Agam, Wartapatroli.com, – Upaya pemulihan pascabencana di Kabupaten Agam terus mendapat perhatian serius dari pemerintah pusat. Badan Nasional Penanggulangan Bencana (BNPB) pada Selasa (9/12) menggelar rapat koordinasi melalui zoom meeting untuk membahas rencana pembangunan Hunian Sementara (Huntara) bagi masyarakat terdampak bencana di Provinsi Sumatera Barat.
Rapat tersebut dipimpin oleh Sekretaris Utama BNPB, Dr. Rustian, dan diikuti langsung oleh Bupati Agam, Benni Warlis, dari ruang rapat bupati. Dalam arahannya, Dr. Rustian menegaskan pentingnya kecepatan daerah terdampak dalam mengajukan usulan resmi pembangunan Huntara.
“Pastikan lokasi pembangunan Huntara sudah ditetapkan. Dengan begitu, warga yang rumahnya hancur atau wajib direlokasi bisa segera mendapatkan hunian yang layak,” tegasnya.
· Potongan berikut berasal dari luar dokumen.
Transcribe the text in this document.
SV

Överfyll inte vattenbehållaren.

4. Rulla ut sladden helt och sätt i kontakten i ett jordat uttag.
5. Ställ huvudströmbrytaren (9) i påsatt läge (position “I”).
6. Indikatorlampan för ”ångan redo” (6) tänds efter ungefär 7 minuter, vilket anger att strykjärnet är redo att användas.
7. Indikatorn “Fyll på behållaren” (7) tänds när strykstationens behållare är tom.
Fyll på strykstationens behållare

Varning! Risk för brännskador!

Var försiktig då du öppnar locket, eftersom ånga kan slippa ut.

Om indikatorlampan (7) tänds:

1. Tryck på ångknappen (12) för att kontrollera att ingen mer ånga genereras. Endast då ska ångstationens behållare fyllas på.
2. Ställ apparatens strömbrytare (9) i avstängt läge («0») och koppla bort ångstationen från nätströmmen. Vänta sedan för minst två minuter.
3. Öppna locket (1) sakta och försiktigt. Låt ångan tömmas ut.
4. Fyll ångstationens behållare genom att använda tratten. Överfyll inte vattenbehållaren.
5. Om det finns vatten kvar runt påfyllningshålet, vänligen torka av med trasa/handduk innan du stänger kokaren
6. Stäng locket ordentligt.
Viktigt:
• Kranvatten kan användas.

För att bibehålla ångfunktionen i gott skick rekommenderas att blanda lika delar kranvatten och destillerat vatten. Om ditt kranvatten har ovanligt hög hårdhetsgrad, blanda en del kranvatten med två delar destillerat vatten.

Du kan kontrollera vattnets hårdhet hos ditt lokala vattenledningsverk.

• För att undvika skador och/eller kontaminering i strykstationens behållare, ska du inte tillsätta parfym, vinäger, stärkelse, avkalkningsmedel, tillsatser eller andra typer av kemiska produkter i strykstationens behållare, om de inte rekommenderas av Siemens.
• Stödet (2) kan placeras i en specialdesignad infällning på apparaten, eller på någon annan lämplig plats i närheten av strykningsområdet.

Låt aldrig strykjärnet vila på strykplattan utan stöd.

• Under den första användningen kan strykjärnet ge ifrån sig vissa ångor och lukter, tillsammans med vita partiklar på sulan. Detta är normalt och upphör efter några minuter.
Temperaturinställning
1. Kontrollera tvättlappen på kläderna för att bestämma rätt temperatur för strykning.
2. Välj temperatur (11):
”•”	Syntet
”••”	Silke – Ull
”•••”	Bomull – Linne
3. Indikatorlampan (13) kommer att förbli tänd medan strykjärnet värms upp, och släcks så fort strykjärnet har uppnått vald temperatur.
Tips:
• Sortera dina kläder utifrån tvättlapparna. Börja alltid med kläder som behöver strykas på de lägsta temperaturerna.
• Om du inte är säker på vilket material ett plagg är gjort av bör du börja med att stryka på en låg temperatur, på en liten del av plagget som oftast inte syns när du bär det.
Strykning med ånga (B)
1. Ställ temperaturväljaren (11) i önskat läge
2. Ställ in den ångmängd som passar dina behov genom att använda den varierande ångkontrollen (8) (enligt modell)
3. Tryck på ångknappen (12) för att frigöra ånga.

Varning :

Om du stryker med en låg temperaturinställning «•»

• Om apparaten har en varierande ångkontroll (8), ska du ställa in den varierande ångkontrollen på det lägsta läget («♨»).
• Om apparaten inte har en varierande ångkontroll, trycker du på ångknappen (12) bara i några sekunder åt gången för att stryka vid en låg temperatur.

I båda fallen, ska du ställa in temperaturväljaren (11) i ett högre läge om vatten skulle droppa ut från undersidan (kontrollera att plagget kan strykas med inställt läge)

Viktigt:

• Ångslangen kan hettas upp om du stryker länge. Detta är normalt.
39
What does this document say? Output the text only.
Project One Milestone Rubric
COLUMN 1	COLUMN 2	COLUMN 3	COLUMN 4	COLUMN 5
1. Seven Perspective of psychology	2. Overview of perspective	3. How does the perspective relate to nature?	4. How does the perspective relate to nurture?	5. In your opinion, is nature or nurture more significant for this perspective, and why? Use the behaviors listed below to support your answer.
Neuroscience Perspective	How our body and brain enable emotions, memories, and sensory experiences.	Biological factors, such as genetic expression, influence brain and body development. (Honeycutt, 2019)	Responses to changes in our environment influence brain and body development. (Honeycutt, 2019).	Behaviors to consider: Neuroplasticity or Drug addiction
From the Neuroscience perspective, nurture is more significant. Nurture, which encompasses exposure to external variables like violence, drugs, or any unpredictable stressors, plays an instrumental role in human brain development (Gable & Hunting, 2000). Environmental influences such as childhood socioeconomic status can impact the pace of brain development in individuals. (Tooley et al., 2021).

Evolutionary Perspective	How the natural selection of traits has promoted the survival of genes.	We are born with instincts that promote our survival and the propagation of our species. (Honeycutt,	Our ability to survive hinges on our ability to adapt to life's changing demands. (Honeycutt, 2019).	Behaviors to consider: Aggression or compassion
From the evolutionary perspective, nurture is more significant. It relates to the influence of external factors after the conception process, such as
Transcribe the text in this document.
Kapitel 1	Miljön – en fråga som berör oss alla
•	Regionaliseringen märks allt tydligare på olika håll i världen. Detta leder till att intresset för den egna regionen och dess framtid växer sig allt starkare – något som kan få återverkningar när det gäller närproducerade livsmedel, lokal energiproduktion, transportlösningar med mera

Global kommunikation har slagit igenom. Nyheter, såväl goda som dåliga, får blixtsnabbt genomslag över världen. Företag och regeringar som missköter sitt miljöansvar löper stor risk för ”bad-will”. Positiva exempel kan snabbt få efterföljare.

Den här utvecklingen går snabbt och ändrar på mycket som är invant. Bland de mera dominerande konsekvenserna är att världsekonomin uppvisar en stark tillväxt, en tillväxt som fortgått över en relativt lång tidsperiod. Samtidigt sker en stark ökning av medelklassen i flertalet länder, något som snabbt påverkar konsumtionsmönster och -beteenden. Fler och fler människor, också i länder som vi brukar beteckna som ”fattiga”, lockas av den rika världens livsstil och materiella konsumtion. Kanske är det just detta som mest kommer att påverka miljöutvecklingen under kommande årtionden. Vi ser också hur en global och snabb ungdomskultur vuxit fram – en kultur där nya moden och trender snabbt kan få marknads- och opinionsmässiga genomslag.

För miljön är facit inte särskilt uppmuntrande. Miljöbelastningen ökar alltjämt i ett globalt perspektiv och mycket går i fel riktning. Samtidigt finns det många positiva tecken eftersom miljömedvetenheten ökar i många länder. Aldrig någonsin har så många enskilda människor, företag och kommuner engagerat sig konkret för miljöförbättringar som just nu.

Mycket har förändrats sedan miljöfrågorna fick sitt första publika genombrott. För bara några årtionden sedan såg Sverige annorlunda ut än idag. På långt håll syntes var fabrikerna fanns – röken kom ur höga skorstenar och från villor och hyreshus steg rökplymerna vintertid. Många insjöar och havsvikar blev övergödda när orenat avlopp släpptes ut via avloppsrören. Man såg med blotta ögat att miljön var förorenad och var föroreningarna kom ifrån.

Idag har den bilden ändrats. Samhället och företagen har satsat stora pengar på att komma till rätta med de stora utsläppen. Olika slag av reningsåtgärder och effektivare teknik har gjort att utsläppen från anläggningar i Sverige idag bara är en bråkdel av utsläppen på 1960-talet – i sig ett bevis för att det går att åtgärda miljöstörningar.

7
Kebutuhan Huntara di Kabupaten Agam dinilai sangat mendesak mengingat tingginya jumlah rumah warga yang mengalami rusak berat akibat bencana hidrometeorologi yang melanda beberapa kecamatan.
Pemkab Agam mengajukan dua skema kepada BNPB. Pertama, pembangunan Huntara untuk 133 KK di Salareh Aia. Kedua, skema sewa rumah bagi 2.731 KK terdampak di nagari lainnya sebagai alternatif hunian sementara yang cepat dan adaptif.
Sebagai bentuk kesiapan, Pemkab Agam telah menyediakan lahan aman untuk pembangunan Huntara, yakni dengan memanfaatkan lapangan bola Salareh Aia yang saat ini menunggu proses verifikasi lapangan oleh tim BNPB.
Langkah koordinatif ini diharapkan mempercepat penyediaan hunian bagi masyarakat terdampak, sehingga roda kehidupan warga dapat kembali berjalan dengan aman dan bermartabat. Pemerintah Kabupaten Agam menegaskan komitmennya untuk terus memastikan kebutuhan mendesak masyarakat dapat segera terpenuhi.(Bagindo)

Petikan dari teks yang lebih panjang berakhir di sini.